In this vignette, we will demonstrate how the checkerboard parameters $m$ can be used to produce an efficient meta-model. We will construct $m$-randomized checkerboard copulas, and based on some fit statistics we will then combine them in a convex mixture. Our model here will use all possibles $m_i$'s values for checkerboard copulas and aggregate all those values by optimizing a quadratic loss under resampling condition. As usual, we will work on the LifeCycleSavings dataset :

set.seed(1)
df <- apply(LifeCycleSavings,2,rank)/(nrow(LifeCycleSavings)+1)
d = ncol(df)
n = nrow(df)
nb_replicates = 20 # number of replication of the resampling.
nb_fold = 5 # "k" value for the k-fold resampling method.
nb_cop = 50 # the number of m-randomized checkerboard copulas we will test.
pairs(df,lower.panel = NULL)

Fitting function

The following functions proposes a fit :

make_k_fold_samples <- function(data,k = nb_fold,n_repeat = 1){

  sapply(1:n_repeat,function(n){
      # shuffle data : 
      data <- data[sample(nrow(data)),]

      # create k folds : 
      folds <- cut(seq(1,nrow(data)),breaks=k,labels=FALSE)

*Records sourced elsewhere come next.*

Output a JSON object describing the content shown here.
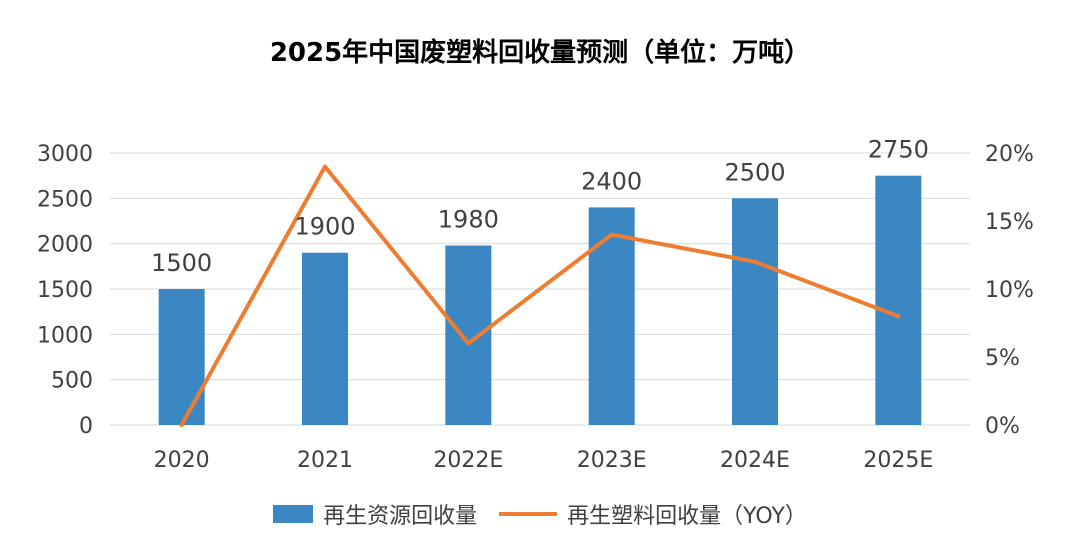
{
  "chart_data": {
    "type": "bar+line",
    "title": "2025年中国废塑料回收量预测（单位：万吨）",
    "categories": [
      "2020",
      "2021",
      "2022E",
      "2023E",
      "2024E",
      "2025E"
    ],
    "series": [
      {
        "name": "再生资源回收量",
        "type": "bar",
        "axis": "left",
        "values": [
          1500,
          1900,
          1980,
          2400,
          2500,
          2750
        ],
        "color": "#3A87C3"
      },
      {
        "name": "再生塑料回收量（YOY）",
        "type": "line",
        "axis": "right",
        "values": [
          0,
          19,
          6,
          14,
          12,
          8
        ],
        "color": "#ED7D31"
      }
    ],
    "y_left": {
      "min": 0,
      "max": 3000,
      "ticks": [
        "0",
        "500",
        "1000",
        "1500",
        "2000",
        "2500",
        "3000"
      ]
    },
    "y_right": {
      "min": 0,
      "max": 20,
      "ticks": [
        "0%",
        "5%",
        "10%",
        "15%",
        "20%"
      ]
    },
    "data_labels": [
      "1500",
      "1900",
      "1980",
      "2400",
      "2500",
      "2750"
    ],
    "grid": true,
    "legend_position": "bottom"
  }
}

      sapply(1:k,function(i){
        test_index <- which(folds==i,arr.ind=TRUE)
        return(list(train = data[-test_index,], 
                    test = data[test_index,]))
      },simplify=FALSE)
  })
}

build_random_m <- function(how_much=1,dim = d,nrow_data){
  t(sapply(1:how_much,function(i){
    m_pos = (2:nrow_data)[nrow_data%%(2:nrow_data)==0]
    sample(m_pos,d,replace=TRUE)
  }))
}

build_all_checkerboard <- function(sampled_data,m){
  lapply(sampled_data,function(d){
    apply(m,1,function(m_){
      cbCopula(x = d$train,m = m_,pseudo=TRUE)
    })
  })
}

samples <- make_k_fold_samples(df,k=nb_fold,n_repeat=nb_replicates)
rand_m <- build_random_m(nb_cop,d,nrow(samples[[1]]$train))
cops <- build_all_checkerboard(samples,rand_m)

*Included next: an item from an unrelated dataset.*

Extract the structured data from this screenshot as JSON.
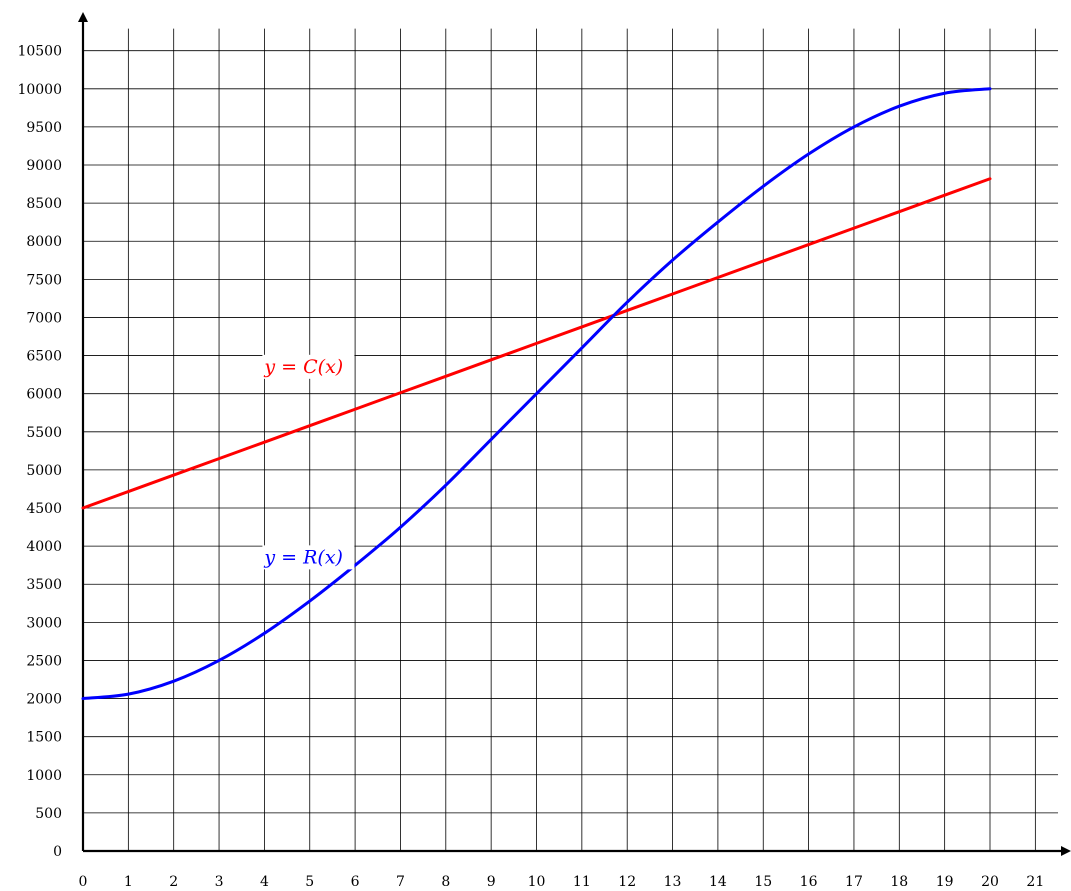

Let's first calculate the empirical copula values :

pEmpCop <- function(points,data=df){
  sapply(1:nrow(points),function(i){
    sum(colSums(t(data) <= points[i,]) == d)
  }) / nrow(data)
}

Now, we also need to calculate the errors that our copulas made compared to the empirical copula (our benchmark).

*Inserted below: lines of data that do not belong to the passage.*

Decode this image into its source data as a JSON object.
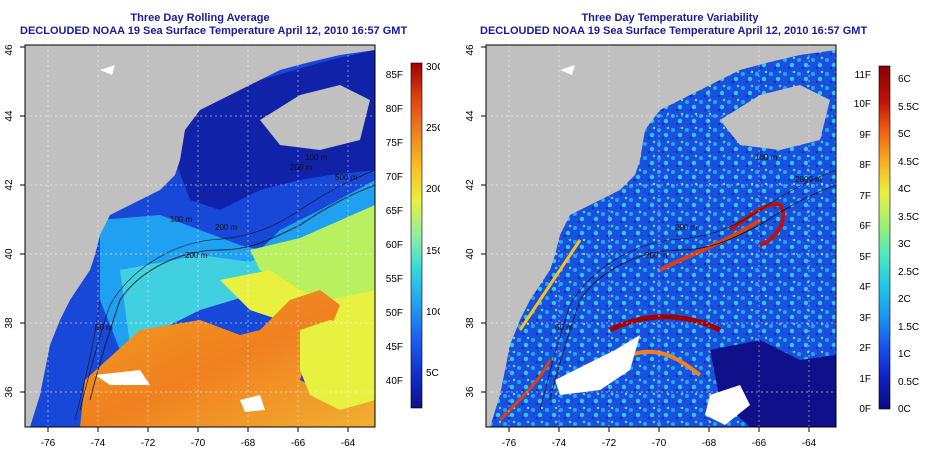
{
  "left": {
    "title_line1": "Three Day Rolling Average",
    "title_line2": "DECLOUDED NOAA 19 Sea Surface Temperature April 12, 2010 16:57 GMT",
    "x_ticks": [
      "-76",
      "-74",
      "-72",
      "-70",
      "-68",
      "-66",
      "-64"
    ],
    "y_ticks": [
      "36",
      "38",
      "40",
      "42",
      "44",
      "46"
    ],
    "contour_labels": [
      "200 m",
      "200 m",
      "100 m",
      "50 m",
      "200 m",
      "100 m",
      "500 m"
    ],
    "colorbar": {
      "f_labels": [
        "40F",
        "45F",
        "50F",
        "55F",
        "60F",
        "65F",
        "70F",
        "75F",
        "80F",
        "85F"
      ],
      "c_labels": [
        "5C",
        "10C",
        "15C",
        "20C",
        "25C",
        "30C"
      ]
    }
  },
  "right": {
    "title_line1": "Three Day Temperature Variability",
    "title_line2": "DECLOUDED NOAA 19 Sea Surface Temperature April 12, 2010 16:57 GMT",
    "x_ticks": [
      "-76",
      "-74",
      "-72",
      "-70",
      "-68",
      "-66",
      "-64"
    ],
    "y_ticks": [
      "36",
      "38",
      "40",
      "42",
      "44",
      "46"
    ],
    "contour_labels": [
      "200 m",
      "100 m",
      "2000 m",
      "50 m",
      "200 m"
    ],
    "colorbar": {
      "f_labels": [
        "0F",
        "1F",
        "2F",
        "3F",
        "4F",
        "5F",
        "6F",
        "7F",
        "8F",
        "9F",
        "10F",
        "11F"
      ],
      "c_labels": [
        "0C",
        "0.5C",
        "1C",
        "1.5C",
        "2C",
        "2.5C",
        "3C",
        "3.5C",
        "4C",
        "4.5C",
        "5C",
        "5.5C",
        "6C"
      ]
    }
  },
  "colors": {
    "land": "#c0c0c0",
    "title": "#1a1a9c",
    "colorbar_sst": [
      "#10108a",
      "#1030d0",
      "#1a60f0",
      "#20a0f0",
      "#30d8e0",
      "#90f0a0",
      "#e8f040",
      "#f8c020",
      "#f08020",
      "#e04010",
      "#a00000"
    ],
    "colorbar_var": [
      "#0a0a80",
      "#1020c0",
      "#1a50f0",
      "#1898f0",
      "#20c8e8",
      "#50e8c0",
      "#a0f070",
      "#e8f040",
      "#f8b020",
      "#f06010",
      "#c01008",
      "#8a0000"
    ]
  }
}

error <- function(cop,i,j){
  test <- samples[[i]]$test
  return(sum((pCopula(test,cop) - pEmpCop(test))^2))

}

errors <- sapply(1:(nb_replicates*nb_fold),function(i){
  sapply(1:nb_cop,function(j){
   error(cops[[i]][[j]],i,j)
  })
})

rmse_by_model <- sqrt(rowMeans(errors))
plot(rmse_by_model)

Each point on the graph correspond to the rmse of a model. We recall the values of $m$ used by those models :

rand_m

convex_combination <- ConvexCombCopula(unlist(cops,recursive=FALSE),alpha = rep(1/rmse_by_model,nb_replicates*nb_fold))
simu = rCopula(1000,convex_combination)
pairs(simu,lower.panel = NULL,cex=0.5)

Which is quite good compared to the dataset we started with. This process is really fast and useful, and can of course be used for high-dimensional datasets.

The parameters nb_fold, nb_repeats, nb_cop could be further optimized. Furthermore, if some multivariate margins are known, the same thing could be done using cbkmCopula() instead of cbCopula() models.